Les 23 heures de la BD - Olga et le gouffre des êtres

Olga – 23HBD 2017

Qu’est ce que
le 23HBD ?

Encore un challenge de fou…Il s’agit le weekend où l’on change d’heure, quand on en perd une, de réaliser entre le samedi 12h et le dimanche 12h (donc en 23h) 24 planches de BD dont une couverture. Quelques contraintes, des images en 800x600px, seulement 3 pages pleines avec une seule image dont la couverture. Et un thème, une phrase à intégrer, en 2017 c’était « Un, deux, trois, explorer, et trois pages d’affilées sans dialogue…

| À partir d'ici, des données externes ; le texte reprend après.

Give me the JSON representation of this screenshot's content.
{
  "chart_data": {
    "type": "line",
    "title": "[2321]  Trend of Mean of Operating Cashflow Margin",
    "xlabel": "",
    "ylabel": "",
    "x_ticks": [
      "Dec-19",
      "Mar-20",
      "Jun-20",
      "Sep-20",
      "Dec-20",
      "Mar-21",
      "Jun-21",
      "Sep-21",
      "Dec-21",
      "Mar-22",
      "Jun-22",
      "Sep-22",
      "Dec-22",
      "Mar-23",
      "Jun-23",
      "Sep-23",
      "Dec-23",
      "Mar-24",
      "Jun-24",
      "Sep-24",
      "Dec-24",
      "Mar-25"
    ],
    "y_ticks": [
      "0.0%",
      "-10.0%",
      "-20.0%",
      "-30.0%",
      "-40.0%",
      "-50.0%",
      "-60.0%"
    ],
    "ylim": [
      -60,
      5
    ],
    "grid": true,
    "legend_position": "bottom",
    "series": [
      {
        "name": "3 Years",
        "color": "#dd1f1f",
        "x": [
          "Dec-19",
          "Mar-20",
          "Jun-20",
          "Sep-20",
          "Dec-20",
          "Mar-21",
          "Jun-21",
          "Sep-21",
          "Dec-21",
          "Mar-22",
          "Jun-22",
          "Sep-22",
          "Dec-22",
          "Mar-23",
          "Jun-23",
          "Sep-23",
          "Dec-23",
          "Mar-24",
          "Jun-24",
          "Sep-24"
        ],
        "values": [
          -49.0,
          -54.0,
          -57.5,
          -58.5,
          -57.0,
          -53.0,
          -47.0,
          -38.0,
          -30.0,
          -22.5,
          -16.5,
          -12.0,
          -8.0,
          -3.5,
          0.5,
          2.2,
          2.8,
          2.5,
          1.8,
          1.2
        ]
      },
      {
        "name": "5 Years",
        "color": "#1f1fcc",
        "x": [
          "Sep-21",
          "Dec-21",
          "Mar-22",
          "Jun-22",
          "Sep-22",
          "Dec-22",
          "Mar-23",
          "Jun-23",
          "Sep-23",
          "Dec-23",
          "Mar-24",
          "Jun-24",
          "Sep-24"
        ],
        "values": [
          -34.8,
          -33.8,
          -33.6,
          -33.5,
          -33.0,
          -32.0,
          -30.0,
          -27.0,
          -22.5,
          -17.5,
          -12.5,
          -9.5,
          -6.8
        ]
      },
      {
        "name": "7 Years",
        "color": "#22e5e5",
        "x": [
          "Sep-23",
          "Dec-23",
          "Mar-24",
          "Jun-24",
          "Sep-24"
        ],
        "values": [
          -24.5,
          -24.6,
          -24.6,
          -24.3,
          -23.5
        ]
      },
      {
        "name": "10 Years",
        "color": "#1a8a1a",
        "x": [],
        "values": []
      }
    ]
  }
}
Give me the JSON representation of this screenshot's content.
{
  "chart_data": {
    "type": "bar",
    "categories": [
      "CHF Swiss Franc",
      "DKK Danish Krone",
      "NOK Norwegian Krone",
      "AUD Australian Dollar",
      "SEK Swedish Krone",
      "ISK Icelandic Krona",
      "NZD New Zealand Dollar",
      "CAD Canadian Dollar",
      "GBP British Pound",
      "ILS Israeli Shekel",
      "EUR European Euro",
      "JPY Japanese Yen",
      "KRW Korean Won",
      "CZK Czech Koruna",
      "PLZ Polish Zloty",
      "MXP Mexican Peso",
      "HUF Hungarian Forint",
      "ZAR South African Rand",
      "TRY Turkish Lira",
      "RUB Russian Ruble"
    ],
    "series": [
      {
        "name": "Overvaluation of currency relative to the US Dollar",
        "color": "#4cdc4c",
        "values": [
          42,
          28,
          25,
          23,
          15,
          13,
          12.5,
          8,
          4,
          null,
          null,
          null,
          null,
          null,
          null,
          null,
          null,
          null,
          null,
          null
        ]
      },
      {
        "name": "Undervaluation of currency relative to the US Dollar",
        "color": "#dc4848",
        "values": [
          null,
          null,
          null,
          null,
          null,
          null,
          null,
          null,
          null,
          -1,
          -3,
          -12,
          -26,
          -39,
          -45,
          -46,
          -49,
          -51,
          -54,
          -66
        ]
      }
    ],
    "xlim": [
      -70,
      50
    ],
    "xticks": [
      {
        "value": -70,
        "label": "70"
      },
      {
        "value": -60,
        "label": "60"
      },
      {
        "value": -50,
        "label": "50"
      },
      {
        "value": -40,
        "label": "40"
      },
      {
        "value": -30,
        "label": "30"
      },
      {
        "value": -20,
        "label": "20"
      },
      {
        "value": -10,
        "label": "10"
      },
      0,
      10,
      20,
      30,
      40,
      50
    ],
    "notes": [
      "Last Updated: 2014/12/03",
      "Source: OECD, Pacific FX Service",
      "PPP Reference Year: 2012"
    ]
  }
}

J’avais commencé à créer un personnage féminin, je sentais quelque chose arriver et j’avais envie et besoin d’en faire quelque chose. J’en parle un peu plus bas sur cette page. Et la consigne m’a amené à un délire incroyable, une histoire fantastique et ancrée dans le réel… Je vous laisse découvrir ça en slidant les images ci dessous :

Et Olga,
c’est qui ?

On ne sait pas d’où les choses nous viennent lorsque l’on créé des histoires, des personnages ou des oeuvres en tout genre. Pour ma part c’est ce que j’appelle l’éponge émotionnelle, cette sensation qui consiste à percevoir les choses du monde, les amplifier pour en rendre quelque chose de synthétique qui donne l’air du temps. C’est aussi souvent en ce qui me concerne un mélange entre contrainte, liberté et challenge. J’ai toujours mille choses à faire, et les challenges mondiaux ou nationaux sur des temps courts me proposent des parenthèses intenses, une émulsion créative partagée qui pousse à se dépasser. La contrainte c’est aussi quelque chose qui m’empêche toujours de faire quelque chose, et aucun artiste n’aime être empêché, c’est donc l’occasion à chaque fois d’exercer ma créativité !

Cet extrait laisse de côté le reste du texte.